По левую руку от аббата сидел просто и скромно одетый старый господин, имевший вид небогатого мелкого вассала, проведшего жизнь в постоянных походах, но не получившего за свои труды почетной награды. На спокойном и немного грустном лице старика, обрамленном прямыми седыми волосами, лежала печать усталости и смирения. Подобно сеньору, расхаживавшему по зале, он так же не расстался со своим большим, старым мечом, поставив его рядом с креслом.
Должно быть, все собравшиеся дожидались еще кого-то, так как совет все не начинался.
Эта догадка Жиля вскоре была подтверждена словами брата Ватье, который, широко распахнув дверь, объявил в своей лаконичной манере:
- Граф.
Если бы солнце наконец пробилось сквозь мрачные зимние тучи, вряд ли оно принесло бы с собой больше света и блеска, чем великолепный, сверкающий сеньор, появившийся на пороге. На пышном, шикарном плаще и ярком, алом берете серебристыми точками сверкал тающий иней. Высокую, стройную фигуру графа облегало двухцветное, красное с белым, блио, расшитое золотой нитью, и такого же цвета шоссы. Изящество и грациозность красивых, белых рук подчеркивали длинные, разрезные рукава и тонкие перчатки. Походка и жесты сеньора де Леруа отличались уверенностью, придворной, изысканной размеренностью и церемонностью. Граф точно не шел по зале, а нес себя, как великую драгоценность. В презрительно и высокомерно прищуренных светлых глазах читалась огромная гордость, глубокий ум и властность. Красивые и правильные черты лица поражали величием и надменностью прирожденного властителя, с детства привыкшего к роскоши и исполнению своего малейшего каприза.

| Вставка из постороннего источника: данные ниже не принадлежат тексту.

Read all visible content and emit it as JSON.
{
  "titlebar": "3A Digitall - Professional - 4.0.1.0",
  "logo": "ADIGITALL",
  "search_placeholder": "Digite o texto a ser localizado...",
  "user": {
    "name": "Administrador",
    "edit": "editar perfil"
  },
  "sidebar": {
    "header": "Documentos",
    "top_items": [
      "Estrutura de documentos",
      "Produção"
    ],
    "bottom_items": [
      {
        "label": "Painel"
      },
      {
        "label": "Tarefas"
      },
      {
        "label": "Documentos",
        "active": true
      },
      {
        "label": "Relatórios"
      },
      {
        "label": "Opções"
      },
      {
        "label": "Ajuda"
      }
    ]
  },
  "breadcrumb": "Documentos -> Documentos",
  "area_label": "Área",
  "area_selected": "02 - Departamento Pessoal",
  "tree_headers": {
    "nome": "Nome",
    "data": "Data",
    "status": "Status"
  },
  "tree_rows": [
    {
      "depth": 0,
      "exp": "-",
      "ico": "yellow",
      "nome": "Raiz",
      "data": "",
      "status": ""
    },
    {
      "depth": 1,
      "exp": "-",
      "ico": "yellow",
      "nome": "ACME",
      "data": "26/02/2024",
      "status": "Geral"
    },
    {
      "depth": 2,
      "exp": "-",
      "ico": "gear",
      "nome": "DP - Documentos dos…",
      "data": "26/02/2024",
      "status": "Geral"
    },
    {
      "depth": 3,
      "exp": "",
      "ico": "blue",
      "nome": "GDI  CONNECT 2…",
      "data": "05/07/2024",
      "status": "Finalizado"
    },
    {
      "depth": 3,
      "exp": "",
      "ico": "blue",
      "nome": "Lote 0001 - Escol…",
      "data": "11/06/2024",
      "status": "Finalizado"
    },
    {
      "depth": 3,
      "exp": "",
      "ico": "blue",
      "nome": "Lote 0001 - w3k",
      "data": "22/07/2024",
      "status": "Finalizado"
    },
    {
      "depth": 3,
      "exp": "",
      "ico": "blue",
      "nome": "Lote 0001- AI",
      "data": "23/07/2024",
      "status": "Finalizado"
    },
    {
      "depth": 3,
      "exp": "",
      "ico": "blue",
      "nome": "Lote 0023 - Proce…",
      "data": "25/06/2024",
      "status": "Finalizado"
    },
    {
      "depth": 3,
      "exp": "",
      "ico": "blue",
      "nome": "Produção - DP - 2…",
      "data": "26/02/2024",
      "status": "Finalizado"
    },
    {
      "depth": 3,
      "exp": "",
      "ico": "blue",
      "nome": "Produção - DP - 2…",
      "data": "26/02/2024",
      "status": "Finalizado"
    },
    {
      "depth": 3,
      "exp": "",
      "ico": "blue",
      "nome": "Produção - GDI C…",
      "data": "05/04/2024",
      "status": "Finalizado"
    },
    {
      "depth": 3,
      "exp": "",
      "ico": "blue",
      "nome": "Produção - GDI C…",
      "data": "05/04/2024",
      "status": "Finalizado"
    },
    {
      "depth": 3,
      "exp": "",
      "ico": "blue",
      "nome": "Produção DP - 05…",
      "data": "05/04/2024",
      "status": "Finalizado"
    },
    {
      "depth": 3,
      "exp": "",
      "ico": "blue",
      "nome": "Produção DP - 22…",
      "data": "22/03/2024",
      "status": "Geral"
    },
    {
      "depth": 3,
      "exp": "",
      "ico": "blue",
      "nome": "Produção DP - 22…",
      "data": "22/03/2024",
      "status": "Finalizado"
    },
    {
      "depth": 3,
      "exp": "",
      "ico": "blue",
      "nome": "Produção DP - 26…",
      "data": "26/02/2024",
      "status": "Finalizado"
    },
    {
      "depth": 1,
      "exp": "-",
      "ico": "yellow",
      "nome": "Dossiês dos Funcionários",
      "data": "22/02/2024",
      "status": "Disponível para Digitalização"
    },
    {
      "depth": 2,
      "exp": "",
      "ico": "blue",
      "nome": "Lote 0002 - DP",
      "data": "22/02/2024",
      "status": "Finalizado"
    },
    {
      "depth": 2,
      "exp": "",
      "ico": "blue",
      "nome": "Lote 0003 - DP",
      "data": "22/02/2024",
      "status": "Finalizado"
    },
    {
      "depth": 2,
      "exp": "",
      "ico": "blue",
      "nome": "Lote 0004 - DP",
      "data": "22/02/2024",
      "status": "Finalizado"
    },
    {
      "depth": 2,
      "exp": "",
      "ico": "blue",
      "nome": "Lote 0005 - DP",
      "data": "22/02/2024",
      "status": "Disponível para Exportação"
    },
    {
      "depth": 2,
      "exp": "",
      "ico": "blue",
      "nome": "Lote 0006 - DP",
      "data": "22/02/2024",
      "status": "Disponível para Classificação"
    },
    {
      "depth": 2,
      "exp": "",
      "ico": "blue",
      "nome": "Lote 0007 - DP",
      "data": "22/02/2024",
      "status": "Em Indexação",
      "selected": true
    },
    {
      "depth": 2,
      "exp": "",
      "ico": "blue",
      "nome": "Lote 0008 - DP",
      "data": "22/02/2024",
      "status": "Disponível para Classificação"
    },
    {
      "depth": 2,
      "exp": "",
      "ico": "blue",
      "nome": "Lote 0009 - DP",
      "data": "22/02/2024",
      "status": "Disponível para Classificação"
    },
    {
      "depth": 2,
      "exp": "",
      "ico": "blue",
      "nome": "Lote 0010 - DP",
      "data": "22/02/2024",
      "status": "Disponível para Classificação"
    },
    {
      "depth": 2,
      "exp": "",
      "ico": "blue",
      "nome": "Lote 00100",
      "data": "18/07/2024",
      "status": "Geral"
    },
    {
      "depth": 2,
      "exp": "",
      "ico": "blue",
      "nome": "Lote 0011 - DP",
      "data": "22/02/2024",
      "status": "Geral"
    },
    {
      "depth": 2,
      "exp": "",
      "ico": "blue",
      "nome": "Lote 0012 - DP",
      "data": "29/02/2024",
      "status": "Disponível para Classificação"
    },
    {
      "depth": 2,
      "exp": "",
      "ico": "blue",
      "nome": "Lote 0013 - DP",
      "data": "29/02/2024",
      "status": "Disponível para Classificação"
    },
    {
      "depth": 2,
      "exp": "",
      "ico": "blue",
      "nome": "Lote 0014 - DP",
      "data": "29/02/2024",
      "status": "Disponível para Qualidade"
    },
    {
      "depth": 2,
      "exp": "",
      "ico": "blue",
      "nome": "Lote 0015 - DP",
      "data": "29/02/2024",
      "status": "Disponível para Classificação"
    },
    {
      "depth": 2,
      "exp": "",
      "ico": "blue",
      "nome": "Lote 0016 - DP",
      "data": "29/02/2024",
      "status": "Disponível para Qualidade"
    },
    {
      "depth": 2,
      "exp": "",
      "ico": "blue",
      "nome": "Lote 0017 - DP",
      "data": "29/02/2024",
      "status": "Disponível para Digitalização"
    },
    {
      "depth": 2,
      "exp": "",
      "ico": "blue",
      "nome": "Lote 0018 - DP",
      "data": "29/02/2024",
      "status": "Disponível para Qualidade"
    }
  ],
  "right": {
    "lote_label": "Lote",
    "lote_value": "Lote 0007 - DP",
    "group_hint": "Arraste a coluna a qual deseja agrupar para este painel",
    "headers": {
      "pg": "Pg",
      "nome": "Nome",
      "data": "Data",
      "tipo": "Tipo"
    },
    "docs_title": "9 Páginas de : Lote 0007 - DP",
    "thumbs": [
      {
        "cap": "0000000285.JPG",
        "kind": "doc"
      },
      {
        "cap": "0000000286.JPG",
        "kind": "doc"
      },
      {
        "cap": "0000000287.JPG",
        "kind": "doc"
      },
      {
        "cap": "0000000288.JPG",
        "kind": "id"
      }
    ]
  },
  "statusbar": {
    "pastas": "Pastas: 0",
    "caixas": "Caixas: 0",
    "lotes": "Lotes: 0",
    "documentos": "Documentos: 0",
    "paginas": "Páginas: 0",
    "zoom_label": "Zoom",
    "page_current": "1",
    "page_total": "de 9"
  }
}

Граф был не один. Но из-за эффекта, произведенного его блистательным появлением, второго его спутника совсем нелегко было заметить. Это был тонкий, хрупкий юноша лет восемнадцати-двадцати, облаченный в черный, пышный наряд, который еще сильнее подчеркивал его природную бледность. Скучающее и рассеянное выражение его лица составляло удивительный контраст с живым и проницательным выражением графа.
При появлении сеньора де Леруа все собравшиеся в зале поспешно встали и застыли в глубоких, почтительных поклонах.
Граф ответил милостивым кивком и занял место за главным концом большого, терявшегося в полумраке стола.
- Мы можем начинать, - произнес Гильом де Леруа мужественным, но в то же время мягким и приятным голосом. – Где посланник почтенного бальи?
Жиль снова встал и отвесил графу второй поклон.
- Уважаемый мэтр, - продолжал граф, - наша старая тяжба состоит в том, что мадам Сесиль, баронесса де Кистель, - тут он указал на рыжую женщину, - оспаривает права мессира Жозефа, сеньора де Сойе, - последовал жест в сторону сарацина, - на Волчье Логово.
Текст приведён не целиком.